僕はこれから始まる魔法学院での学びに胸を高鳴らせながら、静かに教科書を閉じた。
エルドリック教授が教授を去り、お昼休憩になる。
早速食堂へ向かう。
食堂には学院生が既にかなりの人数がいた。
僕は、食券販売機と睨めっこし、『日替わり定食』を選択。食券を渡すと、職員さんから
「Sランクの生徒さんですね、食券に金額は書いていますが、Sランクは無料なので代金は大丈夫です」
と言われ、そのまま定食を待つ。
定食を受け取り空いている席を探す。
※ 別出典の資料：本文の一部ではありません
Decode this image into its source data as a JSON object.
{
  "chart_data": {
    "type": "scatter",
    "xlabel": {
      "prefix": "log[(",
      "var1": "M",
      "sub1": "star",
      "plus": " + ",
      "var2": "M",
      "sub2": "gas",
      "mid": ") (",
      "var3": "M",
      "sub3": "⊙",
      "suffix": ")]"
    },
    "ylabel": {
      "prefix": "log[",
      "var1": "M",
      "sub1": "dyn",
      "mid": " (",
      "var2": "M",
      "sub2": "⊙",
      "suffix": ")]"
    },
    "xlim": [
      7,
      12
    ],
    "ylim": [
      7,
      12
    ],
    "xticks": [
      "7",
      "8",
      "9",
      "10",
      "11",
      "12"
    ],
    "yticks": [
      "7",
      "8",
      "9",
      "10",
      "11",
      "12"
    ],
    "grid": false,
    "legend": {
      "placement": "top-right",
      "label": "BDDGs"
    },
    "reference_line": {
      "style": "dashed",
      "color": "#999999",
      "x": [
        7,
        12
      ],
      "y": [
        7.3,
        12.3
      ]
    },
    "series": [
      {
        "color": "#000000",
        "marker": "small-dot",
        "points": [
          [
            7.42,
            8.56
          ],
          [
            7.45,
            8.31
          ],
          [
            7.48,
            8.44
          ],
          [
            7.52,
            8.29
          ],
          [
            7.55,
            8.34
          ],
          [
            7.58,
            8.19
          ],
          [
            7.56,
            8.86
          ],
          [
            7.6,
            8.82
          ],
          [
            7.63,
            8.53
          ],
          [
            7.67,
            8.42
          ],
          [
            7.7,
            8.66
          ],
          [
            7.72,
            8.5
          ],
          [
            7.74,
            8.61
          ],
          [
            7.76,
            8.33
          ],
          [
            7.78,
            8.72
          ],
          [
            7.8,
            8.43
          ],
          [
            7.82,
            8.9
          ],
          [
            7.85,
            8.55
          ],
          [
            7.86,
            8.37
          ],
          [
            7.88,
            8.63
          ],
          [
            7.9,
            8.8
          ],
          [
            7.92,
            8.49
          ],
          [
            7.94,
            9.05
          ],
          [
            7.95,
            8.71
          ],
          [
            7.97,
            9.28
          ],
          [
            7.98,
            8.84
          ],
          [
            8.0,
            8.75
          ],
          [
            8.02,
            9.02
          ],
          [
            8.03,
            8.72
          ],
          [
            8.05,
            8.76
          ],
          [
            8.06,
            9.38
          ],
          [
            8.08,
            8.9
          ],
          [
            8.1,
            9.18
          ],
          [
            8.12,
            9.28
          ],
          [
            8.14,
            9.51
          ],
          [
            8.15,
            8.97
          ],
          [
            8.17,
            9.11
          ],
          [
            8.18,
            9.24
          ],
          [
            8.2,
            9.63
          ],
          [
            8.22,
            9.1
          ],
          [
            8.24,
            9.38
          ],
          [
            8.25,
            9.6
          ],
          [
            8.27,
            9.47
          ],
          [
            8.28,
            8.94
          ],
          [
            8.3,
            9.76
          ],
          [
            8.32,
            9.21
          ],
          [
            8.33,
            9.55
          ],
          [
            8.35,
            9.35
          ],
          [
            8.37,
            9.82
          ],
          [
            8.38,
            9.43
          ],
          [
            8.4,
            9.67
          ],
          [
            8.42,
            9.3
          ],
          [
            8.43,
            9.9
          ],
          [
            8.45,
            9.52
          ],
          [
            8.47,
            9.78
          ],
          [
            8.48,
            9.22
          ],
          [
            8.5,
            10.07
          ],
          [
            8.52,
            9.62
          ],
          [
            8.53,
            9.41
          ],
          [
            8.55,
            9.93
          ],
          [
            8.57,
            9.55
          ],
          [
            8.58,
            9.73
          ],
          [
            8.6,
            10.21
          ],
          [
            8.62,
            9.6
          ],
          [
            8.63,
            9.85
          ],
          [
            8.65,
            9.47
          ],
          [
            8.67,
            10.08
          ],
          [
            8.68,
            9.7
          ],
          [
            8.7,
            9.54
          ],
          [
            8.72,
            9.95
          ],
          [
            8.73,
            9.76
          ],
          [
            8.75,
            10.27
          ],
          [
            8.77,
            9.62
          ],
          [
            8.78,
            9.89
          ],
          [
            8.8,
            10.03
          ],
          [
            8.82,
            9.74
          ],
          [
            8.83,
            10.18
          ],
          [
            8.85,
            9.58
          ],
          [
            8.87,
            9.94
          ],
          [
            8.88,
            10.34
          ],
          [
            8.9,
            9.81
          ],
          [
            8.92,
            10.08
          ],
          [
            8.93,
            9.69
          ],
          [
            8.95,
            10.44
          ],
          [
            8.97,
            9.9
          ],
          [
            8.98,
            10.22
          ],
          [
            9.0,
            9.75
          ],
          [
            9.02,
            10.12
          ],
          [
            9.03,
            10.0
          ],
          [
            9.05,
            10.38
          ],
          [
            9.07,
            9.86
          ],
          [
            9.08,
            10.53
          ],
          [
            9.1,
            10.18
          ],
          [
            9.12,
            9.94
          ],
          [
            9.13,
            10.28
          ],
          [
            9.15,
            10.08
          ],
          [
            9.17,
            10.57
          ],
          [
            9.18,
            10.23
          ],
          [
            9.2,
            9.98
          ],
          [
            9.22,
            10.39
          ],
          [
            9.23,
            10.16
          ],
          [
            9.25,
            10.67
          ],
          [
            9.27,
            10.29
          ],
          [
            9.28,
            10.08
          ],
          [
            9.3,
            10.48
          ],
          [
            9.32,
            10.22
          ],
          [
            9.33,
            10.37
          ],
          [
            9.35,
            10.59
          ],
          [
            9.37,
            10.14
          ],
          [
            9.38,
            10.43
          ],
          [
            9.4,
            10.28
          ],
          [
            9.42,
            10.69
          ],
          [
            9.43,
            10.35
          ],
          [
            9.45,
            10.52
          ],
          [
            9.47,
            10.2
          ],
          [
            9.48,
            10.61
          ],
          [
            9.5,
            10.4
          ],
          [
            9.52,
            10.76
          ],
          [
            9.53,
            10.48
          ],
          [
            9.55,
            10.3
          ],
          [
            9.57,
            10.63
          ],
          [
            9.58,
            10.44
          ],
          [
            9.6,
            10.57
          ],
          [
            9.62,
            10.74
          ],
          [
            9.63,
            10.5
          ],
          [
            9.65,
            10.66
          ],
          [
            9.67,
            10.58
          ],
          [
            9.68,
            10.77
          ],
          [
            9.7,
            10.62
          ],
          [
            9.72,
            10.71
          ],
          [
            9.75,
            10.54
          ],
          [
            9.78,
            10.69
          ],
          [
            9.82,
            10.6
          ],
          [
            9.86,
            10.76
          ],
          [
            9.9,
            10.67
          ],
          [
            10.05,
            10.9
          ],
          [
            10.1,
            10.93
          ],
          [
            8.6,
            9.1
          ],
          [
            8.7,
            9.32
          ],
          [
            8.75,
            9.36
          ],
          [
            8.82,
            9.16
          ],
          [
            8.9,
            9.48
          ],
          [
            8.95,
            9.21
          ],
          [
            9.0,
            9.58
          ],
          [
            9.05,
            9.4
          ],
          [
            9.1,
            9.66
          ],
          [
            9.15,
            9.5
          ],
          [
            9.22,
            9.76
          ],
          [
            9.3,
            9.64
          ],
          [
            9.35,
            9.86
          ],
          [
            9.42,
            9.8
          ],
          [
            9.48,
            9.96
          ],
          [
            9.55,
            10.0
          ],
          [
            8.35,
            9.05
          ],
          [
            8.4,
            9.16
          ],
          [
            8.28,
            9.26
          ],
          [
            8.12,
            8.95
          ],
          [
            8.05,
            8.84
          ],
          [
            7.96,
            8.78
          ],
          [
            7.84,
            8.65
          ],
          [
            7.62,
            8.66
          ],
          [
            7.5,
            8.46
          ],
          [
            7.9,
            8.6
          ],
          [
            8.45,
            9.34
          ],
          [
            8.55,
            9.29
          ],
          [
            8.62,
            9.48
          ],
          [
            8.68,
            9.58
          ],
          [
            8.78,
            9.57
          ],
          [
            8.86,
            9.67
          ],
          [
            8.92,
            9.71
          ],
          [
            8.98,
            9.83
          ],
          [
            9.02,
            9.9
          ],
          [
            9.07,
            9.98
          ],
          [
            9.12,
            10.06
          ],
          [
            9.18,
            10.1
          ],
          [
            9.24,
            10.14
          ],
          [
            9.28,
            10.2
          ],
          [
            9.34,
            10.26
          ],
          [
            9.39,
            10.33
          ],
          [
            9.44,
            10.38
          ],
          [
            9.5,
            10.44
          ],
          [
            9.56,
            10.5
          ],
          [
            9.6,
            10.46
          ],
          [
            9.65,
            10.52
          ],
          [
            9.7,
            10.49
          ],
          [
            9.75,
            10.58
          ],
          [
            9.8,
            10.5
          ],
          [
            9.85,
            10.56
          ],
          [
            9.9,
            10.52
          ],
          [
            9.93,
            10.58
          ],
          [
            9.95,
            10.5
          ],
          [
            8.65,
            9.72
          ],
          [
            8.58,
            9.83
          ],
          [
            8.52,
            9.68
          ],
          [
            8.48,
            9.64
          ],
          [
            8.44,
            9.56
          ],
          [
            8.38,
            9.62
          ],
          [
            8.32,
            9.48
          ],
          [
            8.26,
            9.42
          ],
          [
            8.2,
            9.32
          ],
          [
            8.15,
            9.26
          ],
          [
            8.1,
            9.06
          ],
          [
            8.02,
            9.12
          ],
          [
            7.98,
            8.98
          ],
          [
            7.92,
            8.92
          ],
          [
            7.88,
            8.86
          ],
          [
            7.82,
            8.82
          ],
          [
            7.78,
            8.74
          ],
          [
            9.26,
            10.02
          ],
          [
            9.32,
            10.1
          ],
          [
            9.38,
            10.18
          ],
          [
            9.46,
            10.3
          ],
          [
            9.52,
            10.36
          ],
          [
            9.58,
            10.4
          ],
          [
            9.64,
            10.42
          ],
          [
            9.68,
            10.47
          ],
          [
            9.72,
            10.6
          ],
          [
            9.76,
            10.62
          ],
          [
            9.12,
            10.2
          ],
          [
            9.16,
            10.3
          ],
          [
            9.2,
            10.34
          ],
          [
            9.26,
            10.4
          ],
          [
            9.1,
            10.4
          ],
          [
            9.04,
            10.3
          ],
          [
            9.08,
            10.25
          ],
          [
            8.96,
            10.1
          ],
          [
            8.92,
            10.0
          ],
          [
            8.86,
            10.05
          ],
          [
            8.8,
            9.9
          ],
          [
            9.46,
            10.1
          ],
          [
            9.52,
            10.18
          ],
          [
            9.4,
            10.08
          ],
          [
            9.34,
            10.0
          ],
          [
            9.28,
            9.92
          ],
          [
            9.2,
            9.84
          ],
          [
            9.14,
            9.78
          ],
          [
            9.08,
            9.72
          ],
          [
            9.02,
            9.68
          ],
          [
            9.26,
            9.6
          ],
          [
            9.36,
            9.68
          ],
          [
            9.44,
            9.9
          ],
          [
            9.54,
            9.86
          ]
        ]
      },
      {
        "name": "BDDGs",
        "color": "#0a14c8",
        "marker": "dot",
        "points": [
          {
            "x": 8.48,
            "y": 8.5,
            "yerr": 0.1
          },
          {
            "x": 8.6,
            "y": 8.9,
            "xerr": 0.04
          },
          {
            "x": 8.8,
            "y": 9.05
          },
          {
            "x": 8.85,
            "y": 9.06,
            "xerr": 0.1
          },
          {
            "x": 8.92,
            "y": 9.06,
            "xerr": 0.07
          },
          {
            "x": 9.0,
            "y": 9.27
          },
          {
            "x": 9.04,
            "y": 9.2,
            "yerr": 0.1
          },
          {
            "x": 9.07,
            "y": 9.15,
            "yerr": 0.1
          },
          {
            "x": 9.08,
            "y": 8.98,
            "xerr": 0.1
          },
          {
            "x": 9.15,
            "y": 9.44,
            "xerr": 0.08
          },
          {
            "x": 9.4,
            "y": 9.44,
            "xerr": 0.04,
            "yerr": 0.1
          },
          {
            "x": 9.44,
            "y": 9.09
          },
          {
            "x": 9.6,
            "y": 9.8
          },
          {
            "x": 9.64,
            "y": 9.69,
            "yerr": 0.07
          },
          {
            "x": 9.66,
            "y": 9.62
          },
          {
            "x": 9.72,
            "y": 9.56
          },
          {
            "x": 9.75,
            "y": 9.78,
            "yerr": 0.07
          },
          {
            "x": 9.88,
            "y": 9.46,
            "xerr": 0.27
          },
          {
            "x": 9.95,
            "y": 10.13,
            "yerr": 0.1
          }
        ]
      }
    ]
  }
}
出来るだけまだ人がいない端の方を選び座る。
今日の日替わり定食はオーク肉のステーキ定食だった。
ステーキ以外に卵の入った美味しそうなスープとふわっふわのパンが付いている。
匂いで空腹が刺激され食べ始めようとすると声をかけられる。
「なんでこの学院にレイマがいるんだぁ?」
背が高くガタイの良い生徒が絡んでくる。
なんて返そう…と言葉に悩んでいると。
「睨み効かせてだんまりかよ!」
急に殴りかかってきた。僕は咄嗟に受け流しその力の勢いのまま後方へ投げ飛ばしてしまった。
(あっ…やってしまった。)
後悔していると、相手が立ち上がり額に青筋を浮かべながら近づいてくる。
「てめぇ…レイマのくせにふざけ」
「飯食う場所ぐらい静かにしろよ」
間を割って話に入ってきたのは同じクラスのレオン・イグニス君だった。
「ちっイグニス家の野郎か…」
そう言って僕らから離れていく。
「ありがとうレオン・イグニス君」
「レオンでいい、レイマは特別好きでも嫌いでも無いが強い奴は好きだ。ただこの学院の殆どはレイマ嫌いだと思ってもいい。同じクラスのアリア・ライゼンは根っからのレイマ嫌いだから気をつけとけ」
「わ、わかった」
そう言って正面に座る。
「早く食わねえと美味い飯が冷えちまうぞ」
僕らはそれ以上特に会話は無かったが定食を食べ進めていく。僕はまた1人話しかけてくれる存在が増えて少し嬉しい気持ちなった。
教室に戻る為歩いていると、教室の窓から光が溢れ出している。
教授にはダノン・オルフェウス君が教授と同じような事をしている。
教室に入り、邪魔しないように静かに席を着く。
「こういうことじゃないのか?」
独り言を呟きながら今日の復習をしていた。